As they might say in France: Vive l'e-mail!

As they might say in France: Vive l'e-mail!

By William Jackson

GCN Staff

Finding its monopoly on paper mail delivery eroded by electronic messaging, the Postal Service has joined forces with the post offices of Canada and France to roll out a certified Internet mail delivery service.

USPS, Canada Post and France's La Poste have been testing the Post Electronic Courier Service (PostECS) for about a year. The three national organizations have a contract with Tumbleweed Soft-ware Corp. to use the Redwood City, Calif., company's Tumbleweed Integrated Messaging Exchange engine.

Tumbleweed IME, when integrated with the Electronic Postmark Service developed by USPS, provides a tamper-resistant time and date stamp for electronic documents, USPS officials said. The other postal services are licensing EPS from the Postal Service. The applications operate separately through Web servers at data centers in San Mateo, Calif., Ottawa and Paris.

La Poste has announced it expects to launch the service next year; Canadian officials said they might launch theirs earlier. USPS is offering free trials of PostECS on its Web site, at www.usps.gov, but has not set a full release date.

'It's still in test, and I don't know how much longer it's going to run,' a USPS spokesman said.

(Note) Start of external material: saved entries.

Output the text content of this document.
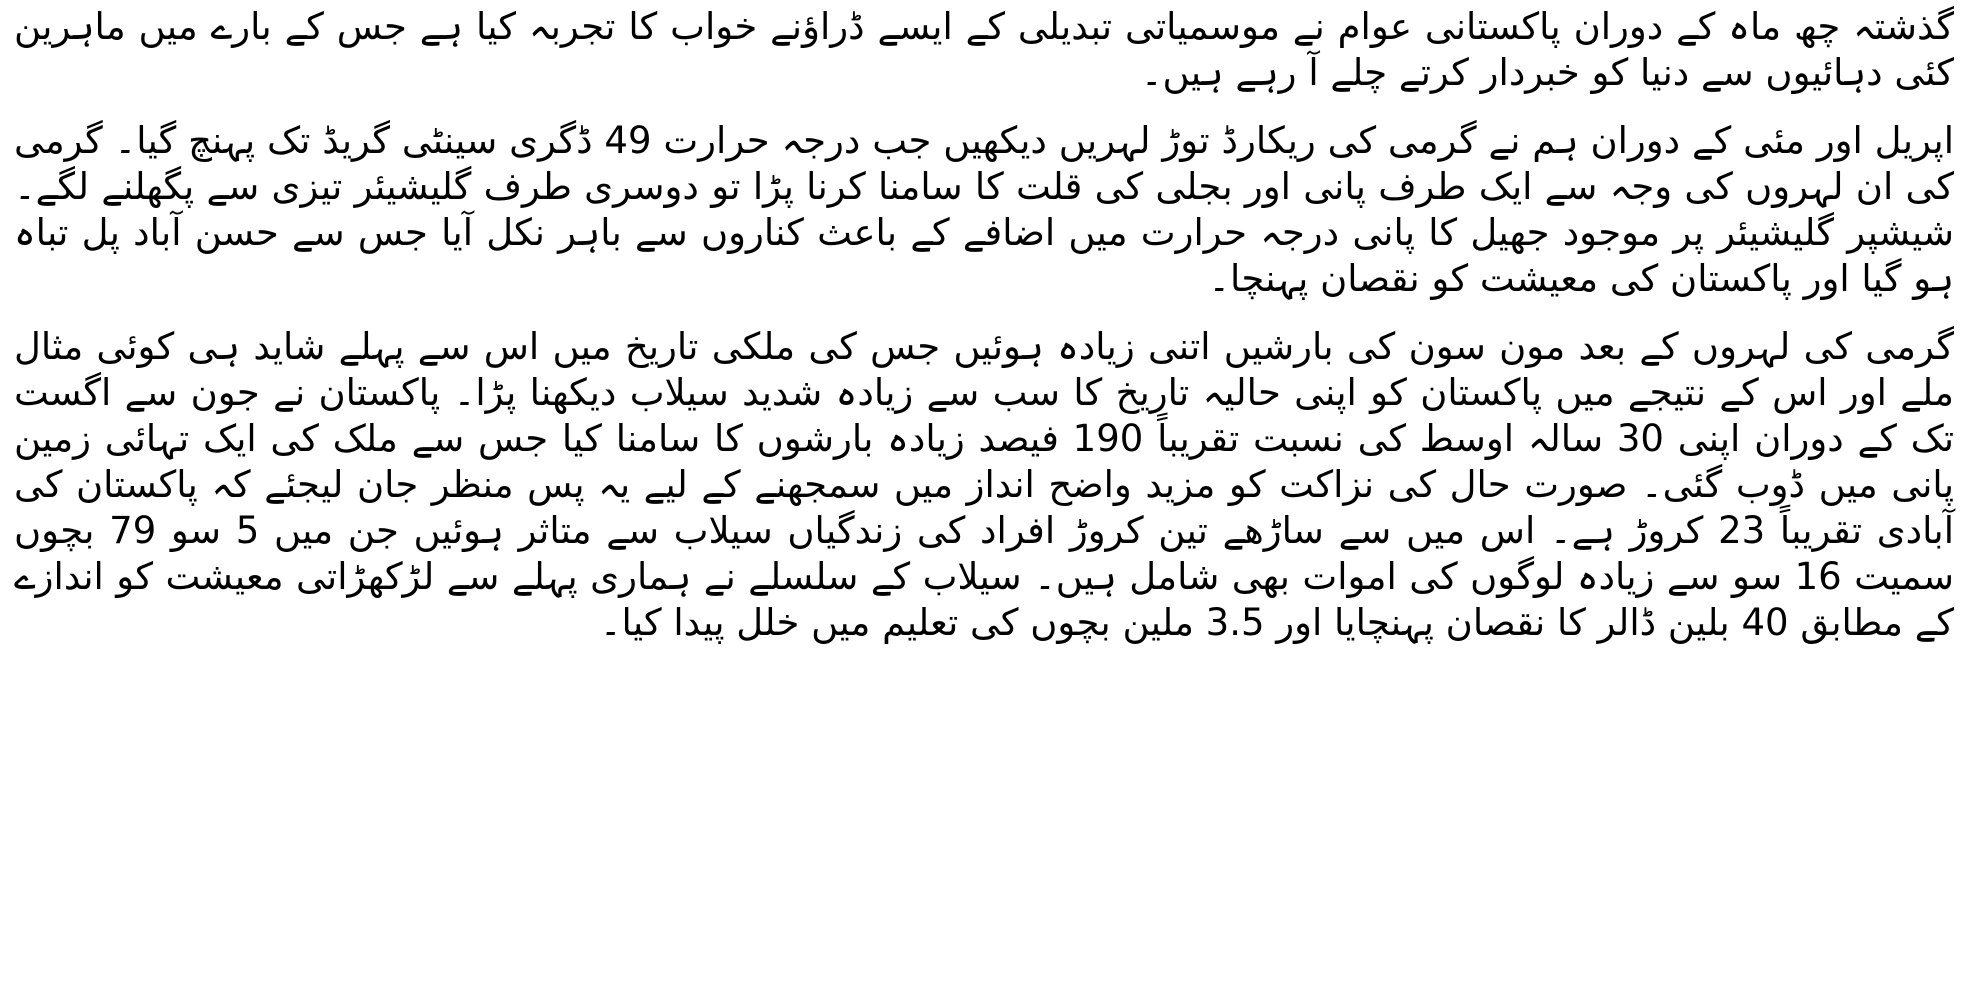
گذشتہ چھ ماہ کے دوران پاکستانی عوام نے موسمیاتی تبدیلی کے ایسے ڈراؤنے خواب کا تجربہ کیا ہے جس کے بارے میں ماہرین کئی دہائیوں سے دنیا کو خبردار کرتے چلے آ رہے ہیں۔

اپریل اور مئی کے دوران ہم نے گرمی کی ریکارڈ توڑ لہریں دیکھیں جب درجہ حرارت 49 ڈگری سینٹی گریڈ تک پہنچ گیا۔ گرمی کی ان لہروں کی وجہ سے ایک طرف پانی اور بجلی کی قلت کا سامنا کرنا پڑا تو دوسری طرف گلیشیئر تیزی سے پگھلنے لگے۔ شیشپر گلیشیئر پر موجود جھیل کا پانی درجہ حرارت میں اضافے کے باعث کناروں سے باہر نکل آیا جس سے حسن آباد پل تباہ ہو گیا اور پاکستان کی معیشت کو نقصان پہنچا۔

گرمی کی لہروں کے بعد مون سون کی بارشیں اتنی زیادہ ہوئیں جس کی ملکی تاریخ میں اس سے پہلے شاید ہی کوئی مثال ملے اور اس کے نتیجے میں پاکستان کو اپنی حالیہ تاریخ کا سب سے زیادہ شدید سیلاب دیکھنا پڑا۔ پاکستان نے جون سے اگست تک کے دوران اپنی 30 سالہ اوسط کی نسبت تقریباً 190 فیصد زیادہ بارشوں کا سامنا کیا جس سے ملک کی ایک تہائی زمین پانی میں ڈوب گئی۔ صورت حال کی نزاکت کو مزید واضح انداز میں سمجھنے کے لیے یہ پس منظر جان لیجئے کہ پاکستان کی آبادی تقریباً 23 کروڑ ہے۔ اس میں سے ساڑھے تین کروڑ افراد کی زندگیاں سیلاب سے متاثر ہوئیں جن میں 5 سو 79 بچوں سمیت 16 سو سے زیادہ لوگوں کی اموات بھی شامل ہیں۔ سیلاب کے سلسلے نے ہماری پہلے سے لڑکھڑاتی معیشت کو اندازے کے مطابق 40 بلین ڈالر کا نقصان پہنچایا اور 3.5 ملین بچوں کی تعلیم میں خلل پیدا کیا۔
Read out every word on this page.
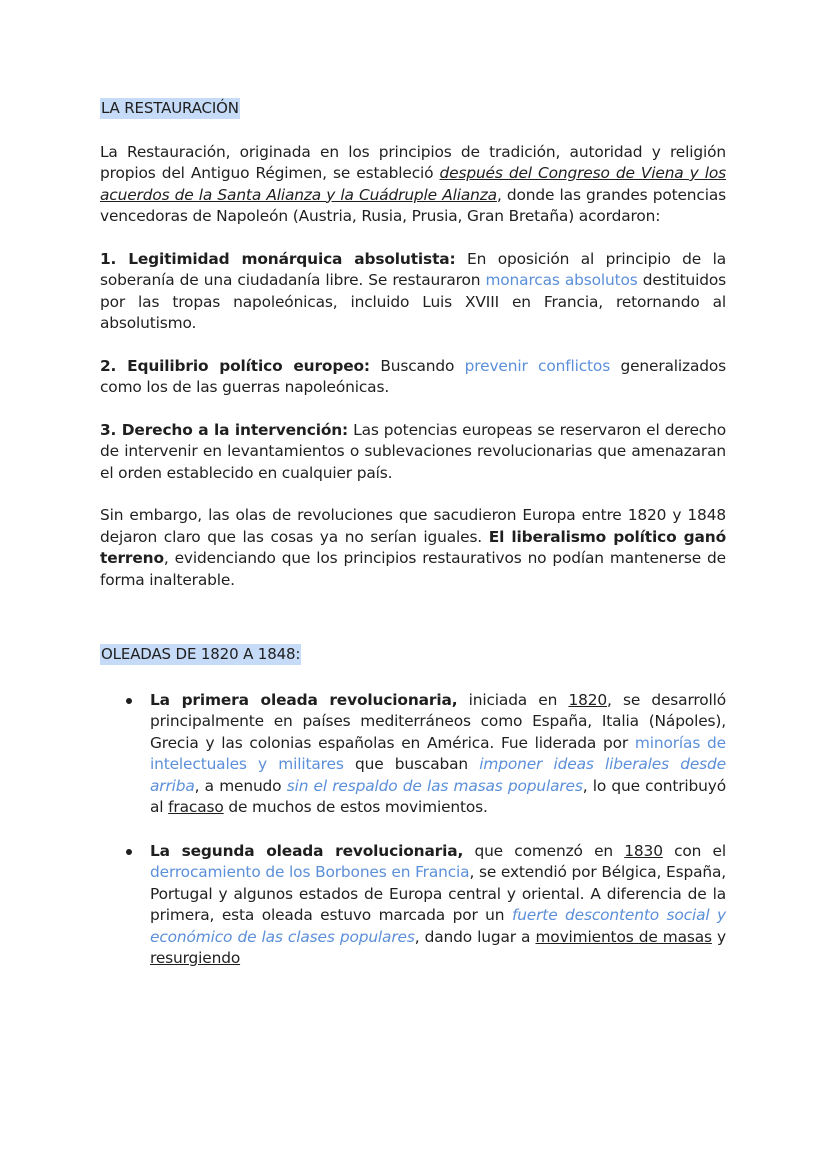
LA RESTAURACIÓN

La Restauración, originada en los principios de tradición, autoridad y religión propios del Antiguo Régimen, se estableció después del Congreso de Viena y los acuerdos de la Santa Alianza y la Cuádruple Alianza, donde las grandes potencias vencedoras de Napoleón (Austria, Rusia, Prusia, Gran Bretaña) acordaron:

1. Legitimidad monárquica absolutista: En oposición al principio de la soberanía de una ciudadanía libre. Se restauraron monarcas absolutos destituidos por las tropas napoleónicas, incluido Luis XVIII en Francia, retornando al absolutismo.

2. Equilibrio político europeo: Buscando prevenir conflictos generalizados como los de las guerras napoleónicas.

3. Derecho a la intervención: Las potencias europeas se reservaron el derecho de intervenir en levantamientos o sublevaciones revolucionarias que amenazaran el orden establecido en cualquier país.

Sin embargo, las olas de revoluciones que sacudieron Europa entre 1820 y 1848 dejaron claro que las cosas ya no serían iguales. El liberalismo político ganó terreno, evidenciando que los principios restaurativos no podían mantenerse de forma inalterable.

OLEADAS DE 1820 A 1848:
La primera oleada revolucionaria, iniciada en 1820, se desarrolló principalmente en países mediterráneos como España, Italia (Nápoles), Grecia y las colonias españolas en América. Fue liderada por minorías de intelectuales y militares que buscaban imponer ideas liberales desde arriba, a menudo sin el respaldo de las masas populares, lo que contribuyó al fracaso de muchos de estos movimientos.
La segunda oleada revolucionaria, que comenzó en 1830 con el derrocamiento de los Borbones en Francia, se extendió por Bélgica, España, Portugal y algunos estados de Europa central y oriental. A diferencia de la primera, esta oleada estuvo marcada por un fuerte descontento social y económico de las clases populares, dando lugar a movimientos de masas y resurgiendo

The three postal services developed PostECS under the auspices of the International Post Corp., an umbrella organization of national postal agencies. IPC is working on standards for certified electronic messaging.

Paper preference

Although faxes and e-mail have overtaken physical mail in volume, paper documents still are preferred for security and legal purposes, postal officials said. PostECS is an attempt to forestall further erosion of postal business by marketing authentication and transmission technologies for secure, legally binding electronic documents.

PostECS relies on a secure Web server for document handling; e-mail is used only for notification. Users upload and access documents through any Web browser that can support Secure Sockets Layer encryption.

'The trick isn't making it secure from end to end but finding a way to make it work for everybody,' said Mark Pastore, Tumbleweed's vice president of corporate development.

Because much of e-mail's functionality resides in the client messaging software and because there is so much variation in brands and versions, the postal organizations concluded that it would be too difficult to transfer messages securely and track them. 'The security standards in Web browsers are more evolved,' Pastore said.

To use the service, a sender with an account logs on to the PostECS Web site, establishes a secure session and uploads the documents to be sent, along with the recipient's e-mail address.

PostECS generates an e-mail to the recipient containing the uniform resource locator where the documents can be accessed. The sender has the option of requiring a password to access the document, and the password goes to the recipient by another route.

USPS selected Tumbleweed IME for PostECS in part for scalability reasons. Its Common Object Request Broker Architecture incorporates numerous multithreaded objects to handle management, delivery and accounting on multiprocessor servers. IME's 18 components for the database, e-mail server and Web server portions can run on up to three systems to deliver large numbers of files simultaneously.

Tumbleweed IME is optimized for Sun Microsystems hardware, and each PostECS data center runs it on a Sparc server under SunSoft Solaris. Other software includes the Oracle8 database manager and the Netscape Enterprise HTTP Server.

SSL encrypts the data between Web client and server. On the server, documents can be encrypted separately using symmetric algorithms from RSA Data Security Inc. of Redwood City, Calif.

How PostECS works


  • The sender establishes an account and logs on with user name and password from any Web browser supporting SSL.
  • The sender enters the recipient e-mail addresses or mailing lists, writes a message, if desired, and selects files for delivery. Sending options include priority, encryption, receipt notification, expiration date, delivery date, billing code, password, secure communication and electronic postmark.
  • After pressing the Send button, the sender can track the transfer and status of all messages that came from the account.